Authored by dmgreen on Sep 13 2021, 10:28 AM.

Details

Summary

This allows VMOVL in tail predicated loops so long as the the vector size the VMOVL is extending into is less than or equal to the size of the VCTP in the tail predicated loop. There cases represent a sign-extend-inreg (or zero-extend-inreg), which needn't block tail predication as in https://godbolt.org/z/hdTsEbx8Y.

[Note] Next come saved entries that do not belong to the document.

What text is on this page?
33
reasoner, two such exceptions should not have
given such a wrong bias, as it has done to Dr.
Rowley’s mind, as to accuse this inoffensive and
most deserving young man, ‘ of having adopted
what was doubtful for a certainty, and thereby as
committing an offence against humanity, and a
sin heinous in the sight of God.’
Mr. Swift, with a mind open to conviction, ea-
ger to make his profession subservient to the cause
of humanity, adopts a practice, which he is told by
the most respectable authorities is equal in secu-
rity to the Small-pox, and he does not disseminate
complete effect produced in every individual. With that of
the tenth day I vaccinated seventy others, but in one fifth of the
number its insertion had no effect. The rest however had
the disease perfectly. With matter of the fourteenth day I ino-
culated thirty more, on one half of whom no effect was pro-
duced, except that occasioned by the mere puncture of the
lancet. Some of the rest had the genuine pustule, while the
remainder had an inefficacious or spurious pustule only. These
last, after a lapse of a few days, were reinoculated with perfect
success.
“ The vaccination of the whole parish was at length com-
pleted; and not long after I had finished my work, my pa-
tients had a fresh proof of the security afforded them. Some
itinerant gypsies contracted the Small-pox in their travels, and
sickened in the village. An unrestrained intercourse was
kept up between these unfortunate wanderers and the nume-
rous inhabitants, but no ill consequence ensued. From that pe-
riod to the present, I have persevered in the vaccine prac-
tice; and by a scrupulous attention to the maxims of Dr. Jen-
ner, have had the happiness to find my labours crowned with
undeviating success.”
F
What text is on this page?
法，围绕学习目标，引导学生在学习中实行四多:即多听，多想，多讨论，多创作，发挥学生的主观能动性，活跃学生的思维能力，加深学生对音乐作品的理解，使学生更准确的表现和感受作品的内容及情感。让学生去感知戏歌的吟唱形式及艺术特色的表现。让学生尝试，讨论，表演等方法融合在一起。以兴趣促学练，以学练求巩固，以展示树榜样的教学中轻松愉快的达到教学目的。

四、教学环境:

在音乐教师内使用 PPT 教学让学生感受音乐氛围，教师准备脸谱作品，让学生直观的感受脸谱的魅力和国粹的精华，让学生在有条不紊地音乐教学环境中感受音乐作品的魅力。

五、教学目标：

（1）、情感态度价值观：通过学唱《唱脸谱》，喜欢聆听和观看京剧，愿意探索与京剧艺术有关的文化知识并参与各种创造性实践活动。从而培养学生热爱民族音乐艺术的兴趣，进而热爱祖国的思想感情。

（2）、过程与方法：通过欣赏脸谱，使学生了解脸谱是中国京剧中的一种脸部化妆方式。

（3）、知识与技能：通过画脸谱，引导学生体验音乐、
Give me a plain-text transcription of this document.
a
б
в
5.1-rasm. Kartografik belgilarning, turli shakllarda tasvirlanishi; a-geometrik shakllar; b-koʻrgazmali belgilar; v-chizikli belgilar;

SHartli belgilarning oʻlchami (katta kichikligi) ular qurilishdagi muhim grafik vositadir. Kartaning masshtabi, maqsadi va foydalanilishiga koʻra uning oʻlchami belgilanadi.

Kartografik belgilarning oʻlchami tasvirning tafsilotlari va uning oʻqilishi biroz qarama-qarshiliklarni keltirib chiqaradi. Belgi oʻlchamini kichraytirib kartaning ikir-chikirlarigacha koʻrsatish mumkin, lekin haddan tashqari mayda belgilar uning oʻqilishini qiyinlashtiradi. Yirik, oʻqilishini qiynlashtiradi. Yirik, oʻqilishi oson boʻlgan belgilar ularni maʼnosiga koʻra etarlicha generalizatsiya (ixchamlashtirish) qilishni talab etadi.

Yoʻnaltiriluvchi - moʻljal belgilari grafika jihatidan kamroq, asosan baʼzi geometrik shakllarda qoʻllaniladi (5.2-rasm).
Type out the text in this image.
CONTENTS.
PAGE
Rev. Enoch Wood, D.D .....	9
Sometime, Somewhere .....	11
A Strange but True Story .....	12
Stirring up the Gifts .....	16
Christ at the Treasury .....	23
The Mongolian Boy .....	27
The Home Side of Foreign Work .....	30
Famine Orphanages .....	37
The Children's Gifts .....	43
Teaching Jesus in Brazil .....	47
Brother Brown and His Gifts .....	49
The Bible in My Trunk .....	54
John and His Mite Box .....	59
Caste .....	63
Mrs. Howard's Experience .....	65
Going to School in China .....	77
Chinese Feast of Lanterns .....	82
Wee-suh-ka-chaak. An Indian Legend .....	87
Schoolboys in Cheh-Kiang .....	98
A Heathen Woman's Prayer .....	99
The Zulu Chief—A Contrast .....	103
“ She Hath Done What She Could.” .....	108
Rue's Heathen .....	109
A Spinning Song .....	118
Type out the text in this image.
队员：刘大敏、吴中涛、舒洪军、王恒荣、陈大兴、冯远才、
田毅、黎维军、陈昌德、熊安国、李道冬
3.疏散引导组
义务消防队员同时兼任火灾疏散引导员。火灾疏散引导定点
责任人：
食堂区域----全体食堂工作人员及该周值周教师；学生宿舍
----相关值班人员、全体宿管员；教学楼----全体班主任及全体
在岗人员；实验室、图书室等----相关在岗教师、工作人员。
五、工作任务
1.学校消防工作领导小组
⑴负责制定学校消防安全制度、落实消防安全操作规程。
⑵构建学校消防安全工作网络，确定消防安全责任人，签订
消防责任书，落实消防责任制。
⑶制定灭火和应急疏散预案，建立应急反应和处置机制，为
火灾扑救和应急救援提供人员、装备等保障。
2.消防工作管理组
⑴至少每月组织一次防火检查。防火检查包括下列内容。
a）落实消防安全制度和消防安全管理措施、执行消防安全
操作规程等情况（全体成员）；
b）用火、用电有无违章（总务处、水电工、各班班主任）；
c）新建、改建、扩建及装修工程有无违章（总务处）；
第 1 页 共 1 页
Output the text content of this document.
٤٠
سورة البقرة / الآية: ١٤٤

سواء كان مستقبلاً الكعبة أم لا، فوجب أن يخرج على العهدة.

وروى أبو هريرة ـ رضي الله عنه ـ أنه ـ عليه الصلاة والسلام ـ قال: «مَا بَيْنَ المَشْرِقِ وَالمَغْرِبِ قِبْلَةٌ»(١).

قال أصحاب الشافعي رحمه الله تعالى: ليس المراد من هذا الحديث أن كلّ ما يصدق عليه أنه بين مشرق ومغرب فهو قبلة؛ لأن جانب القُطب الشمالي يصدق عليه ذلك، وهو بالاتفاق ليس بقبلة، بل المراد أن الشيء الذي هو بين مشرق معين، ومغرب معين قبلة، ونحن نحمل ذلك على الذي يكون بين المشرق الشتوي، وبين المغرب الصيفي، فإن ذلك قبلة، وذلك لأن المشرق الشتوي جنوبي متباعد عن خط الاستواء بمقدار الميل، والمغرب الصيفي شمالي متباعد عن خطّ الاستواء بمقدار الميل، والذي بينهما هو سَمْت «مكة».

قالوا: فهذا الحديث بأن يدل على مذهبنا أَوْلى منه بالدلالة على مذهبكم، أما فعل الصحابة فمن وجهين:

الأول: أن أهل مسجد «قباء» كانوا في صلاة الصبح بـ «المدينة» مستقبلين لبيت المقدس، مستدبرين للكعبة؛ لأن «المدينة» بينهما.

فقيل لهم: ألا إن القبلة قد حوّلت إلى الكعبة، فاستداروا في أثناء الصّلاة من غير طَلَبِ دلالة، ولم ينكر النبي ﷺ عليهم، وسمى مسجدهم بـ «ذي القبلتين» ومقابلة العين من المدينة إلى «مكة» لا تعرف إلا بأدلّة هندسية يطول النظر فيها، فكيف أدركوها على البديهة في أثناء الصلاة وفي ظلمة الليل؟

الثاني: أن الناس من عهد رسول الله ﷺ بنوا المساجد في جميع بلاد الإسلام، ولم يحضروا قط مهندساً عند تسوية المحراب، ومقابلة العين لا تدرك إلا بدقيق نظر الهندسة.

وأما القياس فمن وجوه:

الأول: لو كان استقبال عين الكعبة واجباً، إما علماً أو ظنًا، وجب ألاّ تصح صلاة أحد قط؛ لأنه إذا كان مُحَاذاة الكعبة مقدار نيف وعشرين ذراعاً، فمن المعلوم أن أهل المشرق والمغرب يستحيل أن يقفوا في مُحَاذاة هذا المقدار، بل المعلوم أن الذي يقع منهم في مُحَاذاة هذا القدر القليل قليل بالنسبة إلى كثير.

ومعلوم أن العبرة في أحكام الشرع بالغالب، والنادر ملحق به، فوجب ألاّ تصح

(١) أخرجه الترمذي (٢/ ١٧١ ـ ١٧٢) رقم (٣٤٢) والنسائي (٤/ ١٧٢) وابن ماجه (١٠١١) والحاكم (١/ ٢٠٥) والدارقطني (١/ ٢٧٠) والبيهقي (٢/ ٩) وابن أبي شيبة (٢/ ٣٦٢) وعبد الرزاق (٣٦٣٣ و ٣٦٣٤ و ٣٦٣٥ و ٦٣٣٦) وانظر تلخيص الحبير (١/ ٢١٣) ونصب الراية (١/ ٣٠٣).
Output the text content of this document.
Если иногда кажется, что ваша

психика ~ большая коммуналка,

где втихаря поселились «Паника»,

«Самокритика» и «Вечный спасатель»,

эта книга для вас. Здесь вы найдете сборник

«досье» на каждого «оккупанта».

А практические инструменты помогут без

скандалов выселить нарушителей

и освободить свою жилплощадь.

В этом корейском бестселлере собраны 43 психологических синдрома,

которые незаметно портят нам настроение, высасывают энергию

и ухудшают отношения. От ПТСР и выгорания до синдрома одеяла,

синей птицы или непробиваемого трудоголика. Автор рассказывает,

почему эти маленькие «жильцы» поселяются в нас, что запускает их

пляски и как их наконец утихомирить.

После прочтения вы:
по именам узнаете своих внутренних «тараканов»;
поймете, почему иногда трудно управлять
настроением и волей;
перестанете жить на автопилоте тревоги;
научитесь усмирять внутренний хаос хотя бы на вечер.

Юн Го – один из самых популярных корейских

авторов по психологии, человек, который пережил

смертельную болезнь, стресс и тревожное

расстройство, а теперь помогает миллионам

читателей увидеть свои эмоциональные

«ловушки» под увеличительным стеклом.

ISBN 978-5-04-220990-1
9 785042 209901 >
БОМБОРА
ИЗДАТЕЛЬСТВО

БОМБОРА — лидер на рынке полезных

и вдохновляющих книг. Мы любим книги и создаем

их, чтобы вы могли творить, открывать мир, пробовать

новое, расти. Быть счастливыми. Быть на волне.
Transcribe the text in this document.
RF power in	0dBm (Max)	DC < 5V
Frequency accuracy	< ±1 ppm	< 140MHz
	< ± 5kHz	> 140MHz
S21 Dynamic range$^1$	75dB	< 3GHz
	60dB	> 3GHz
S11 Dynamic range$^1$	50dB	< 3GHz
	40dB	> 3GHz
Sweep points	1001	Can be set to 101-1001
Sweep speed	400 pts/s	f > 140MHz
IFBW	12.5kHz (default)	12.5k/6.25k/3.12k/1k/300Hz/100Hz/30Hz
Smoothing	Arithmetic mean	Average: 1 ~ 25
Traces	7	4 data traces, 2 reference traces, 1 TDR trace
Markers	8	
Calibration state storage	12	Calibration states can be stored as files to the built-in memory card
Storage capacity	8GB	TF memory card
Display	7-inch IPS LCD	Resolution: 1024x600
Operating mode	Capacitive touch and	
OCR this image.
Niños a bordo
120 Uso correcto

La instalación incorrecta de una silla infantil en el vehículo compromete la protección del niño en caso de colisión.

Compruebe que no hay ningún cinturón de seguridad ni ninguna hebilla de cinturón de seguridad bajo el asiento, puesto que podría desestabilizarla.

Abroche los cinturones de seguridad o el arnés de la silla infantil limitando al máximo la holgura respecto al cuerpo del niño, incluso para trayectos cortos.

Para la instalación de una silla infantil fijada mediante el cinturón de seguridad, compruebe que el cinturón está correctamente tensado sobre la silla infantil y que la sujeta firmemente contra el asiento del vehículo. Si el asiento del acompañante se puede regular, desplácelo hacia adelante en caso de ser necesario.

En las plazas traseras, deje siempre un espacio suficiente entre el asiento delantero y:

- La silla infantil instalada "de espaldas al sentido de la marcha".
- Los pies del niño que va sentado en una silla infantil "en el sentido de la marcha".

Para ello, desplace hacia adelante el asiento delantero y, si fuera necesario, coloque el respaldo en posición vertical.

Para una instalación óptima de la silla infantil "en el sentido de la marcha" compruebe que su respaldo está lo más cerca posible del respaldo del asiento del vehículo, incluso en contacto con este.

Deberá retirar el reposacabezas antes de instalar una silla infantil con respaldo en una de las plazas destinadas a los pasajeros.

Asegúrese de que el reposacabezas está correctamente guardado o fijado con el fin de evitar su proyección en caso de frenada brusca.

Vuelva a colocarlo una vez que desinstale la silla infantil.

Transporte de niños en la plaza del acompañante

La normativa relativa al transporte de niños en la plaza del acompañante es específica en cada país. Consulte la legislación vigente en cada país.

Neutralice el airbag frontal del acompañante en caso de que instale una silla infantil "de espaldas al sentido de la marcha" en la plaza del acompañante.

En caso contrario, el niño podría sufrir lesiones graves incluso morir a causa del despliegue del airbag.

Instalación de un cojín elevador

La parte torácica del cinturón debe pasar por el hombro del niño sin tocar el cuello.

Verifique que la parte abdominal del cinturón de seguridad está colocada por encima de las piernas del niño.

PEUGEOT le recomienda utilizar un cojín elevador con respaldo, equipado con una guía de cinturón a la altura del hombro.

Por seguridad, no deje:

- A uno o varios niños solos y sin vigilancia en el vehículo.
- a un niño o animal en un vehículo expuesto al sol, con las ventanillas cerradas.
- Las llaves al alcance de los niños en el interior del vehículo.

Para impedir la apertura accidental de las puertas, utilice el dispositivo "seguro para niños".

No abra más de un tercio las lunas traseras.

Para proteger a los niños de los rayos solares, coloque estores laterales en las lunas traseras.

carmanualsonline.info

For this a vecsize has been added to the TSFlag bits of MVE instructions, which stores the size of the elements that the MVE instruction operates on. In the case of multiple size (such as a MVE_VMOVLs8bh that extends from i8 to i16, the largest size was be chosen). The sizes are encoded as 00 = i8, 01 = i16, 10 = i32 and 11 = i64, which often (but not always) comes from the instruction encoding directly. A unit test was added, and although only a subset of the vecsizes are currently used, the rest should be useful for other cases.

Diff Detail

Event Timeline

dmgreen created this revision.Sep 13 2021, 10:28 AM
dmgreen requested review of this revision.Sep 13 2021, 10:28 AM
Herald added a project: Restricted Project. · View Herald TranscriptSep 13 2021, 10:28 AM
samtebbs accepted this revision.Sep 21 2021, 9:15 AM

Nice idea. LGTM

This revision is now accepted and ready to land.Sep 21 2021, 9:15 AM
This revision was landed with ongoing or failed builds.Sep 22 2021, 4:08 AM
This revision was automatically updated to reflect the committed changes.